John and three others put on Chekhov’s play, The Proposal, played to a smattering of churches and village halls, including at Tonbridge, Kent where they entered NODA South East Award for Best Drama, and won! This required them to produce the play at The Ashcroft Theatre, back where he started his involvement in drama twenty-five years earlier.

     

Fifteen years after moving to Wednesbury, in the Black Country, he joined Walsall’s drama group, The Grange Players, for their production of Amadeus. This won a NODA award, too, and he became involved in seven further productions (three of which won awards), was elected to the board, became Chair, sorted out the legality of their charity status, and then left.


      


 

 

Prior to and concurrently with theatre work, Al was involved in a film  put on by media students from Keele University at Newcastle-under-Lyme, and with Poetry Wednesbury or solo, writing and performing poetry to small group events, and literature festivals across the Black Country and the wider region from Stafford down to Ledbury.
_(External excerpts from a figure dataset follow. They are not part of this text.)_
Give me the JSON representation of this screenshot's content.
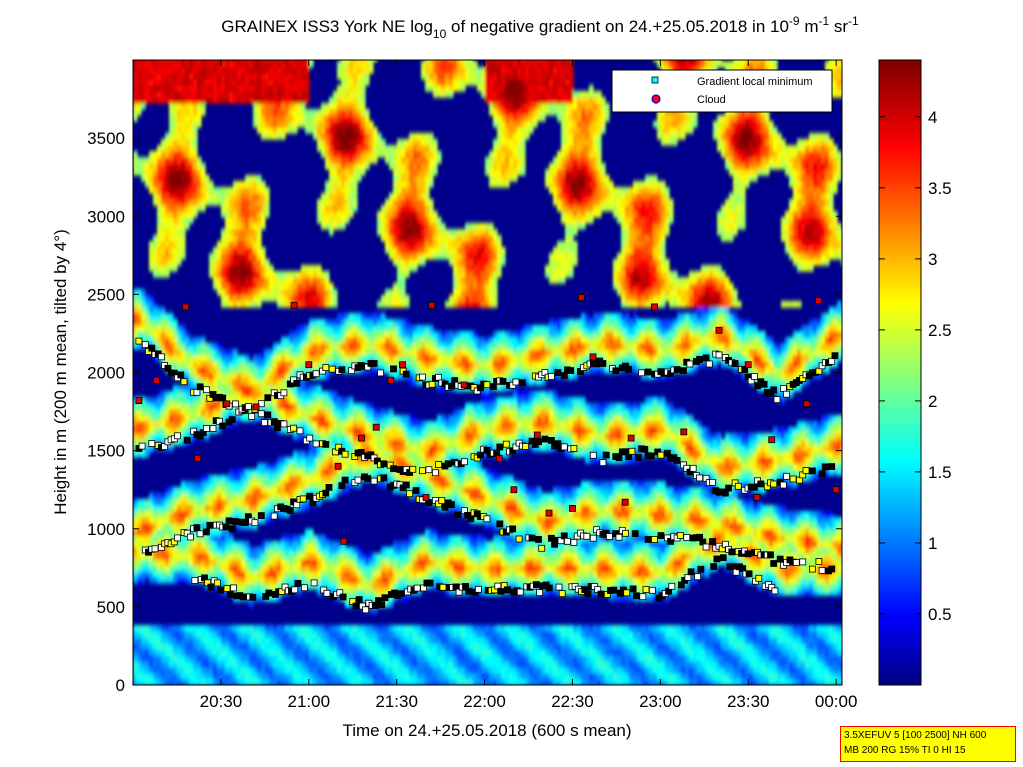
{
  "chart_data": {
    "type": "heatmap",
    "title_parts": {
      "prefix": "GRAINEX ISS3 York NE log",
      "sub": "10",
      "middle": " of negative gradient on 24.+25.05.2018 in 10",
      "sup1": "-9",
      "unit1": " m",
      "sup2": "-1",
      "unit2": " sr",
      "sup3": "-1"
    },
    "xlabel": "Time on 24.+25.05.2018 (600 s mean)",
    "ylabel": "Height in m (200 m mean, tilted by 4°)",
    "x_tick_labels": [
      "20:30",
      "21:00",
      "21:30",
      "22:00",
      "22:30",
      "23:00",
      "23:30",
      "00:00"
    ],
    "x_ticks_minutes": [
      30,
      60,
      90,
      120,
      150,
      180,
      210,
      240
    ],
    "xlim_minutes_after_20h": [
      0,
      242
    ],
    "y_tick_labels": [
      "0",
      "500",
      "1000",
      "1500",
      "2000",
      "2500",
      "3000",
      "3500"
    ],
    "y_ticks": [
      0,
      500,
      1000,
      1500,
      2000,
      2500,
      3000,
      3500
    ],
    "ylim": [
      0,
      4000
    ],
    "colorbar": {
      "tick_labels": [
        "0.5",
        "1",
        "1.5",
        "2",
        "2.5",
        "3",
        "3.5",
        "4"
      ],
      "ticks": [
        0.5,
        1,
        1.5,
        2,
        2.5,
        3,
        3.5,
        4
      ],
      "range": [
        0,
        4.4
      ],
      "colormap": "jet"
    },
    "legend": {
      "placement": "top-right",
      "entries": [
        "Gradient local minimum",
        "Cloud"
      ]
    },
    "series": [
      {
        "name": "Gradient local minimum",
        "marker": "square",
        "bands": [
          {
            "t": [
              2,
              20,
              40,
              60,
              80,
              100,
              120,
              140,
              160,
              180,
              200,
              220,
              240
            ],
            "h": [
              850,
              980,
              1050,
              1180,
              1350,
              1200,
              1050,
              900,
              980,
              950,
              900,
              800,
              750
            ]
          },
          {
            "t": [
              2,
              20,
              40,
              60,
              80,
              100,
              120,
              140,
              160,
              180,
              200,
              220,
              240
            ],
            "h": [
              1500,
              1600,
              1750,
              1580,
              1450,
              1350,
              1500,
              1550,
              1450,
              1500,
              1250,
              1300,
              1400
            ]
          },
          {
            "t": [
              2,
              20,
              40,
              60,
              80,
              100,
              120,
              140,
              160,
              180,
              200,
              220,
              240
            ],
            "h": [
              2200,
              1900,
              1750,
              2000,
              2050,
              1950,
              1900,
              1980,
              2050,
              2000,
              2100,
              1850,
              2100
            ]
          },
          {
            "t": [
              20,
              40,
              60,
              80,
              100,
              120,
              140,
              160,
              180,
              200,
              220
            ],
            "h": [
              700,
              550,
              650,
              500,
              650,
              600,
              620,
              600,
              580,
              800,
              600
            ]
          }
        ]
      },
      {
        "name": "Cloud",
        "marker": "circle",
        "points": [
          {
            "t": 2,
            "h": 1820
          },
          {
            "t": 8,
            "h": 1950
          },
          {
            "t": 18,
            "h": 2420
          },
          {
            "t": 22,
            "h": 1450
          },
          {
            "t": 32,
            "h": 1800
          },
          {
            "t": 42,
            "h": 1780
          },
          {
            "t": 55,
            "h": 2430
          },
          {
            "t": 60,
            "h": 2050
          },
          {
            "t": 70,
            "h": 1400
          },
          {
            "t": 72,
            "h": 920
          },
          {
            "t": 78,
            "h": 1580
          },
          {
            "t": 83,
            "h": 1650
          },
          {
            "t": 88,
            "h": 1950
          },
          {
            "t": 92,
            "h": 2050
          },
          {
            "t": 100,
            "h": 1200
          },
          {
            "t": 102,
            "h": 2430
          },
          {
            "t": 113,
            "h": 1920
          },
          {
            "t": 125,
            "h": 1450
          },
          {
            "t": 130,
            "h": 1250
          },
          {
            "t": 138,
            "h": 1600
          },
          {
            "t": 142,
            "h": 1100
          },
          {
            "t": 150,
            "h": 1130
          },
          {
            "t": 153,
            "h": 2480
          },
          {
            "t": 157,
            "h": 2100
          },
          {
            "t": 168,
            "h": 1170
          },
          {
            "t": 170,
            "h": 1580
          },
          {
            "t": 178,
            "h": 2420
          },
          {
            "t": 188,
            "h": 1620
          },
          {
            "t": 200,
            "h": 2270
          },
          {
            "t": 210,
            "h": 2050
          },
          {
            "t": 213,
            "h": 1200
          },
          {
            "t": 218,
            "h": 1570
          },
          {
            "t": 230,
            "h": 1800
          },
          {
            "t": 234,
            "h": 2460
          },
          {
            "t": 240,
            "h": 1250
          }
        ]
      }
    ]
  },
  "info_box": {
    "line1": "3.5XEFUV 5 [100 2500] NH 600",
    "line2": "MB 200 RG 15% TI 0 HI 15"
  }
}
This included five years at Birmingham LitFest in several city pubs, in Birmingham Conservatoire and in theatres. 

     


   

 

      


During these years of the early twenty-first century he attended many poetry performance evenings and started adding a musical backing to some with his Yamaha Keyboard. The musical backing garnered some added popular appeal, so some were recorded at Rooster Studio in Blackheath, Birmingham and sold as audio CD discs and on infant audio internet channels, such as Radio Wildfire. Al also appeared on live radio such as Black Country Radio and Wolverhampton Community Radio,

Following the death of good friend Geoff Stevens, he continued running a monthly poetry event in the bar of the Barlow Theatre, Langley. The event was named Purple Penumbra as a nod to Geoff’s Purple Patch magazine.

 

 

      

In 2014, Al Barz created a free show, Bards, Bands and Ballads, in Walsall Arboretum Bandstand. It was five hours on a summer Sunday afternoon with a host of singers, comedians, and poets and he did the same the following year.

 

 

    

   

   

   

 

A health problem prevented further years of shows there, but in 2019 he arranged with Janet Davies of Brownhills Community Centre, to run a monthly spoken word event called Spoke - in the Lamp at the Centre with the help of Martin Hughes. Despite the Covid pandemic, it continues to run, with guest spots from particular respected poet/performers, although now bi-monthly. 
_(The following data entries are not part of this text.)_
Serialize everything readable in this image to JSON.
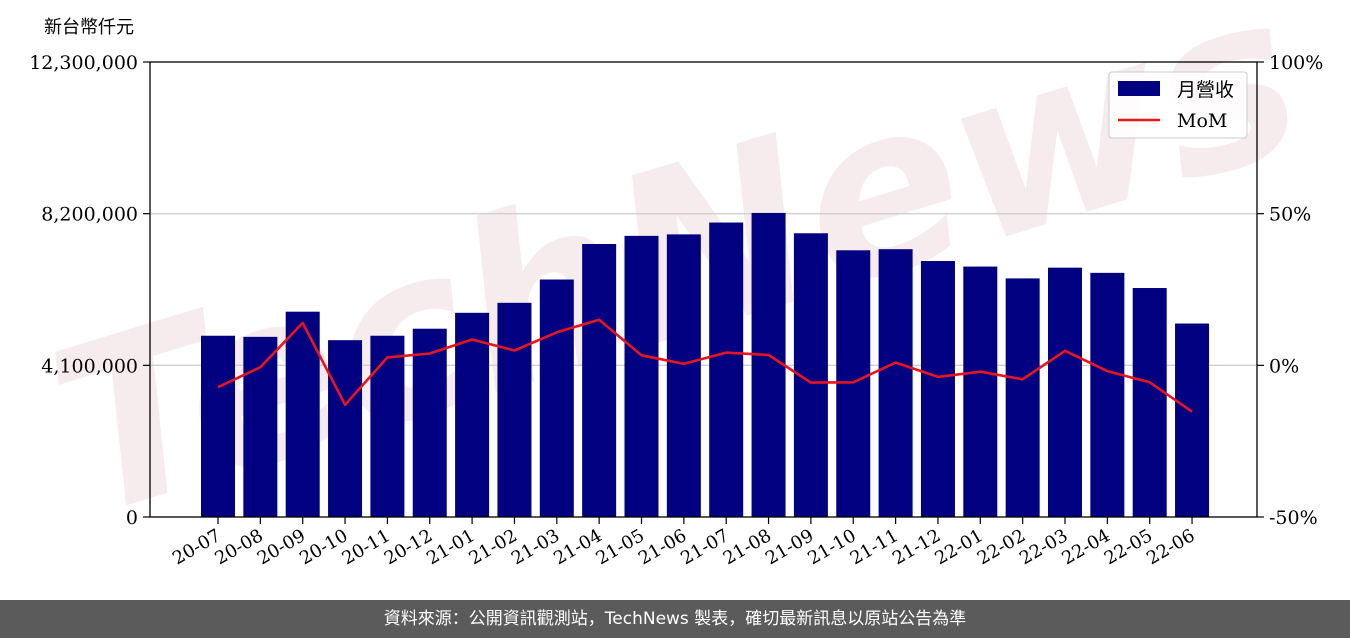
{
  "watermark": "TechNews",
  "chart_data": {
    "type": "bar",
    "y_unit_label": "新台幣仟元",
    "categories": [
      "20-07",
      "20-08",
      "20-09",
      "20-10",
      "20-11",
      "20-12",
      "21-01",
      "21-02",
      "21-03",
      "21-04",
      "21-05",
      "21-06",
      "21-07",
      "21-08",
      "21-09",
      "21-10",
      "21-11",
      "21-12",
      "22-01",
      "22-02",
      "22-03",
      "22-04",
      "22-05",
      "22-06"
    ],
    "ylim": [
      0,
      12300000
    ],
    "y_ticks": [
      0,
      4100000,
      8200000,
      12300000
    ],
    "y_tick_labels": [
      "0",
      "4,100,000",
      "8,200,000",
      "12,300,000"
    ],
    "y2lim": [
      -50,
      100
    ],
    "y2_ticks": [
      -50,
      0,
      50,
      100
    ],
    "y2_tick_labels": [
      "-50%",
      "0%",
      "50%",
      "100%"
    ],
    "grid": "horizontal",
    "legend_position": "top-right",
    "series": [
      {
        "name": "月營收",
        "type": "bar",
        "axis": "left",
        "color": "#000080",
        "values": [
          4900000,
          4870000,
          5550000,
          4780000,
          4900000,
          5090000,
          5520000,
          5790000,
          6420000,
          7380000,
          7600000,
          7640000,
          7960000,
          8220000,
          7670000,
          7210000,
          7240000,
          6920000,
          6770000,
          6450000,
          6740000,
          6600000,
          6190000,
          5230000
        ]
      },
      {
        "name": "MoM",
        "type": "line",
        "axis": "right",
        "color": "#e8141e",
        "values": [
          -7.2,
          -0.6,
          14.0,
          -13.0,
          2.6,
          3.9,
          8.5,
          4.9,
          10.9,
          15.0,
          3.3,
          0.5,
          4.2,
          3.4,
          -5.7,
          -5.6,
          0.9,
          -3.8,
          -2.1,
          -4.6,
          4.8,
          -1.9,
          -5.6,
          -15.3
        ]
      }
    ]
  },
  "footer": {
    "source_text": "資料來源：公開資訊觀測站，TechNews 製表，確切最新訊息以原站公告為準"
  }
}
Occasionally Al will turn up at local poetry gigs and has been part of Creative Walsall, a collaboration with Walsall Artists group, with poets writing ekphrastic pieces, hung with the artworks. So far the displays have been at The Crossing At St Paul’s in the town’s centre. In 2024 there will be further collaboration with displays at Walsall’s New Art Gallery as well as the original venue.

Oh, and Al’s novel, currently entitled Bikes, Spies and Tumblemen is presently seeking a literary agent brave enough to take it on.